Hello everyone. Welcome to the Millionaire Dentist Podcast, brought to you by Four Quadrants Advisory. On this podcast we break down the world of dentistry finances and business practices to help you become the millionaire dentist you deserve to be. Please be advised that we do speak with an honest tongue and may not be safe for work.

Casey Hiers:

All right. This is Casey Hiers. I have Jason Ewers with me. We're back at it on the Millionaire Dentist Podcast. We have recently been to the belly of the beast, Jason. We have traveled to Seattle, Austin, New Orleans, Boston and California during the first quarter of 2020. We either got lucky or we beat this damn virus and didn't even know it.

Casey Hiers:

Regardless, this is going to catapult us into our topic today, which is when the shit hits the fan. Jason, when I say that, what does that topic bring to mind, when the shit hits the fan?

Jason Ewers:

Ideally what it brings to mind is the movie Airplane, when they literally had shit hitting a fan. But, no, it's when things get bad. It's unforeseen circumstances that happen out there and you're not really sure what you're going to do.

Casey Hiers:

Yeah. I think that's a very good definition of what it is. I'm a bit of a prepper, not like you'll see on TV. I try not to take it to that level, but I do try to prepare. And when I think of that title, I think of losing power, power outages, civil unrest and EMP, things like that, government geopolitical things happening, marshal law, things of that nature.

Casey Hiers:

Now oddly enough this morning we were without power for 14 hours. I'm dusting off my generator, trying to get that thing going. It felt like the shit was hitting the fan, and I can tell you from my experience this morning the stress levels, they creep up and they creep up and they creep up, and I felt it.

Casey Hiers:

As we think about dentistry and dentists, what does the shit hitting the fan mean for them when those things happen?

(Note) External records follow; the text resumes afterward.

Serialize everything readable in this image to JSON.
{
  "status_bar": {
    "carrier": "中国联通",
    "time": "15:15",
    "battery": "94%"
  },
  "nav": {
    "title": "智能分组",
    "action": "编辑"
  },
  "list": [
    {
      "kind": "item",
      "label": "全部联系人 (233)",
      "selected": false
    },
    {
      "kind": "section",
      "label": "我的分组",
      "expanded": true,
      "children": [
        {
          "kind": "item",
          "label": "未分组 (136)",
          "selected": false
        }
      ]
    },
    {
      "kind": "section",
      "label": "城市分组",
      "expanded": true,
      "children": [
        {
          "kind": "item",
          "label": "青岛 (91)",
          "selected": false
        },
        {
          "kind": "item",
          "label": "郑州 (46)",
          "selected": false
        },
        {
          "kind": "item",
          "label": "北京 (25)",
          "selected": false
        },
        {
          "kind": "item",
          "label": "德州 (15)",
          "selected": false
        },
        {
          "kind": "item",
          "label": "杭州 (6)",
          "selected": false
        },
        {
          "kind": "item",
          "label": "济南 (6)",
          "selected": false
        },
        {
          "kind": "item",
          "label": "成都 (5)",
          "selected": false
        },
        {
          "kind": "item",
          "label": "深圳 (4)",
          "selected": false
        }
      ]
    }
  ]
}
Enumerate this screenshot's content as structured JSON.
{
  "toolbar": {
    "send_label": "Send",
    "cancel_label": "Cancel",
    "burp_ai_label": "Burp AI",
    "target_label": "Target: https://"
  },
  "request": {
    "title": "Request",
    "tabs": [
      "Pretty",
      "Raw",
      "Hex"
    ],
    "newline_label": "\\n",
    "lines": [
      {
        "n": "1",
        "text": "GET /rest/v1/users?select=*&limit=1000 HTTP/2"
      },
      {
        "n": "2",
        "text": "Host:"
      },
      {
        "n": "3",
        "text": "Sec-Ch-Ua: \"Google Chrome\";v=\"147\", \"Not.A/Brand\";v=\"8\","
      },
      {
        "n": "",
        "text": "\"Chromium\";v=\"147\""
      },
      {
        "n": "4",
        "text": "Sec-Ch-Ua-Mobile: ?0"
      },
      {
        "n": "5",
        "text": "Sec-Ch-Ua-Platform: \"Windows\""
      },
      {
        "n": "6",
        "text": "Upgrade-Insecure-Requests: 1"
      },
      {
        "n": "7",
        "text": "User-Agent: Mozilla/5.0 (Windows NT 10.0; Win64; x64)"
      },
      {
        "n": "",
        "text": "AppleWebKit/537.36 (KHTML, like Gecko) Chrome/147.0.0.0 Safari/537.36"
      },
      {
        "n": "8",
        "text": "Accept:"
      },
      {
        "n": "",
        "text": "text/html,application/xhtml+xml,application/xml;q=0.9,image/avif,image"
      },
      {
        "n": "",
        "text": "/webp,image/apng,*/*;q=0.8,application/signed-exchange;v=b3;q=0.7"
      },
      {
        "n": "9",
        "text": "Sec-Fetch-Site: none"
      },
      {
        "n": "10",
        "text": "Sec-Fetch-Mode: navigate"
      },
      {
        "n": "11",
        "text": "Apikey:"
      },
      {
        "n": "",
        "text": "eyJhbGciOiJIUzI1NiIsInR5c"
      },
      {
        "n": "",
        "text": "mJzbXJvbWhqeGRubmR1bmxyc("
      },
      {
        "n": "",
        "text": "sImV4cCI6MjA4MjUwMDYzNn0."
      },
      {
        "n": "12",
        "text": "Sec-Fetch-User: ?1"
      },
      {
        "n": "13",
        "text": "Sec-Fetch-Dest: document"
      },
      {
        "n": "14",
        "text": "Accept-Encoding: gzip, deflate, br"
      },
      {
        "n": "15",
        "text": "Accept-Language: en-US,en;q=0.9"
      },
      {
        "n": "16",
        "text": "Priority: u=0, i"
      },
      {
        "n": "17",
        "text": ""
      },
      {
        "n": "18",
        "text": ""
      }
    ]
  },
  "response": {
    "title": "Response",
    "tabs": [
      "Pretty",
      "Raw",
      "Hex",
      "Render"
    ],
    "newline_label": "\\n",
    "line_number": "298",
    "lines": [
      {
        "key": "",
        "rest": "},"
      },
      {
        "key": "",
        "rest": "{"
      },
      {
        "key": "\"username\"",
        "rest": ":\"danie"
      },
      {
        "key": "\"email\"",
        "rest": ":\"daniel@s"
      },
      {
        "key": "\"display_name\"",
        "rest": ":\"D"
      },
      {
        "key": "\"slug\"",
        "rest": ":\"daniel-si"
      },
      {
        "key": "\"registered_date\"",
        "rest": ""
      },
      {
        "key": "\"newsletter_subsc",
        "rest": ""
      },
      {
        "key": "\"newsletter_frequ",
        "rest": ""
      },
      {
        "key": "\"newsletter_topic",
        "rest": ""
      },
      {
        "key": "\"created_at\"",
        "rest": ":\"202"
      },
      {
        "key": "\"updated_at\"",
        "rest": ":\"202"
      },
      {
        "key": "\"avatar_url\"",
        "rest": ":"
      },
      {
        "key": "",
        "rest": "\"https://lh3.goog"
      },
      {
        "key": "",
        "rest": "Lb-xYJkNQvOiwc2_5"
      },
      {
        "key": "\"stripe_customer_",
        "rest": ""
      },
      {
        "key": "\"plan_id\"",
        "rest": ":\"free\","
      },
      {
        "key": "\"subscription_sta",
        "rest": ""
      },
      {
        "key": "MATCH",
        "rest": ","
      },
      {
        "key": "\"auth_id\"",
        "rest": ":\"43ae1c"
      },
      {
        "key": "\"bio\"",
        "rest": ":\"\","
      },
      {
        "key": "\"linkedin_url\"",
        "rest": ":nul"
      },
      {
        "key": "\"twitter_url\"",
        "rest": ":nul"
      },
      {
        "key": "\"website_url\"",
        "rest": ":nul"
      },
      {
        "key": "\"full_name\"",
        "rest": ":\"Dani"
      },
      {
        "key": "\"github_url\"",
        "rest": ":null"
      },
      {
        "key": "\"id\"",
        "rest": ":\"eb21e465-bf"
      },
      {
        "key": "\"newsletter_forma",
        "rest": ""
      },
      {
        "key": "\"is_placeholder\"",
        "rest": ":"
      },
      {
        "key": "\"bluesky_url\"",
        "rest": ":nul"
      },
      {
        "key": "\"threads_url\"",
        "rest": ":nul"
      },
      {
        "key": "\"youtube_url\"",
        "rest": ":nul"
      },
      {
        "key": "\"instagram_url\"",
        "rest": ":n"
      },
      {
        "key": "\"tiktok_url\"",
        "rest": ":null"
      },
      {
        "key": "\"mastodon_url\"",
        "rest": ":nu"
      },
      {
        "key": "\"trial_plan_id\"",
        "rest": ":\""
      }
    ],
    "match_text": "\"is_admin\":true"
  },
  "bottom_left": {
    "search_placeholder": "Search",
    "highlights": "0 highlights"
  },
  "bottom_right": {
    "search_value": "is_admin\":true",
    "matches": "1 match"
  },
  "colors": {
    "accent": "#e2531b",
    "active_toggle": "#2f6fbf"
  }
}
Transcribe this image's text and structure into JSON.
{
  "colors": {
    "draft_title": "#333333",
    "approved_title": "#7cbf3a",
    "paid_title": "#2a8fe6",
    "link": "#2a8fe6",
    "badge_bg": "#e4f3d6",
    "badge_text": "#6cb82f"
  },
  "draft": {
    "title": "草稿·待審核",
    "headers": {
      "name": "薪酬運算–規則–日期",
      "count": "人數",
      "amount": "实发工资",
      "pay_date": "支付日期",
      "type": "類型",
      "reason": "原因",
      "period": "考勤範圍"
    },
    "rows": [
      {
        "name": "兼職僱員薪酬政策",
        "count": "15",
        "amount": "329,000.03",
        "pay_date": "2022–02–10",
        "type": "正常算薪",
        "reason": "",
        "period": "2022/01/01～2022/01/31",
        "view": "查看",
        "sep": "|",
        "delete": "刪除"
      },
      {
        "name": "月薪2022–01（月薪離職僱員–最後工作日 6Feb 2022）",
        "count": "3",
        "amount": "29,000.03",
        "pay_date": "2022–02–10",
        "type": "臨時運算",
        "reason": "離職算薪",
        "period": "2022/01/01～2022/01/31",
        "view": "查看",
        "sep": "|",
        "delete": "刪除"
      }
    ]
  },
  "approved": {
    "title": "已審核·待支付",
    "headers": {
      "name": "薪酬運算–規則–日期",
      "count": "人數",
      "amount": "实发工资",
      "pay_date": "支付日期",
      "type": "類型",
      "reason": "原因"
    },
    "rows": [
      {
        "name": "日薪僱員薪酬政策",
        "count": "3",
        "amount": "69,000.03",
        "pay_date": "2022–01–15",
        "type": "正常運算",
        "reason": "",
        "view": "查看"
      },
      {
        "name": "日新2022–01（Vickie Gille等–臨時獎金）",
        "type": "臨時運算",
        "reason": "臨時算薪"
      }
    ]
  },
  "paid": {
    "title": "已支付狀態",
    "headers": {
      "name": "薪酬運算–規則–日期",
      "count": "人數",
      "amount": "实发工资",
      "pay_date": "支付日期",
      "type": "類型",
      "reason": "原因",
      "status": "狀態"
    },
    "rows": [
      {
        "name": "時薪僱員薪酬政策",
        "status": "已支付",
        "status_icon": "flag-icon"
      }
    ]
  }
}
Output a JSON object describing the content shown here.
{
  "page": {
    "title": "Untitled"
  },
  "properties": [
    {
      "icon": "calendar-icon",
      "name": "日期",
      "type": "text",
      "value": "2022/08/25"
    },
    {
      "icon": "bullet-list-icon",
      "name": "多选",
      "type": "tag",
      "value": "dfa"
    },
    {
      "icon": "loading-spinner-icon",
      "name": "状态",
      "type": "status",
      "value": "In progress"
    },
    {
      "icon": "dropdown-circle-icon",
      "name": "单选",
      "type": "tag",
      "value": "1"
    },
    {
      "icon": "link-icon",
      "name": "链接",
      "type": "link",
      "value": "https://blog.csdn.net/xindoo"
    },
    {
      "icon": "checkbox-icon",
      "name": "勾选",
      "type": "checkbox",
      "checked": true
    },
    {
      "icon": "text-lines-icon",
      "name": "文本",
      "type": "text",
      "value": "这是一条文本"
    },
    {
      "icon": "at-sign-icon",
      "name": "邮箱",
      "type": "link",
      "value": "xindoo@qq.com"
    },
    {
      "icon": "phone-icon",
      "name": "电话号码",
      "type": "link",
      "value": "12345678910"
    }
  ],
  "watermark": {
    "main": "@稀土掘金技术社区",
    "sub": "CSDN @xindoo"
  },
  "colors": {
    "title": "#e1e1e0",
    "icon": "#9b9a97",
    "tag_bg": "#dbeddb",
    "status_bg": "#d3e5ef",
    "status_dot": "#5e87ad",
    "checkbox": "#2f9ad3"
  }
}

I'll start off with before COVID-19 if two staff members left that was a bad day for a practice owner.

Jason Ewers:

Oh, yeah. I mean any time you have loss of staff and you're not prepared for it and it's a surprise, you know, it's an extra workload on the dentist and the rest of the staff, and then you have to go through the process of rehiring new staff.

Casey Hiers:

And it just takes time. I've got another one for you. I was meeting with a practice owner in the state of Illinois, and the State of Illinois owed him $600,000 for dentistry that he had provided, and the State was broke and not paying anything. I would categorize that as something hitting the fan. If you're owned $600,000 for work done and your cash flow is not great, that's a bad day.

Jason Ewers:

Oh, yeah. I mean it's... Especially when it's government, so you think you're going to get it in a timely manner and you don't get it, you're out and you're still waiting on it.

Casey Hiers:

Yeah. You'd like to think you can go to them for answers and they're the ones that owe it to you.

Jason Ewers:

Absolutely.

Casey Hiers:

I'll zoom it into actually a client of ours, somebody that we know. They had a day that was pretty bad as a practice owner. Their practice flooded, completely flooded. They couldn't practice. They were told a couple weeks, then a couple months. He practiced out of two chairs from a colleague down the street, but for him, he has experienced some of the things that practice owners are experiencing in this COVID-19 office closure season that we're in. He had to do that a few years back because his practice physically was completely flooded out.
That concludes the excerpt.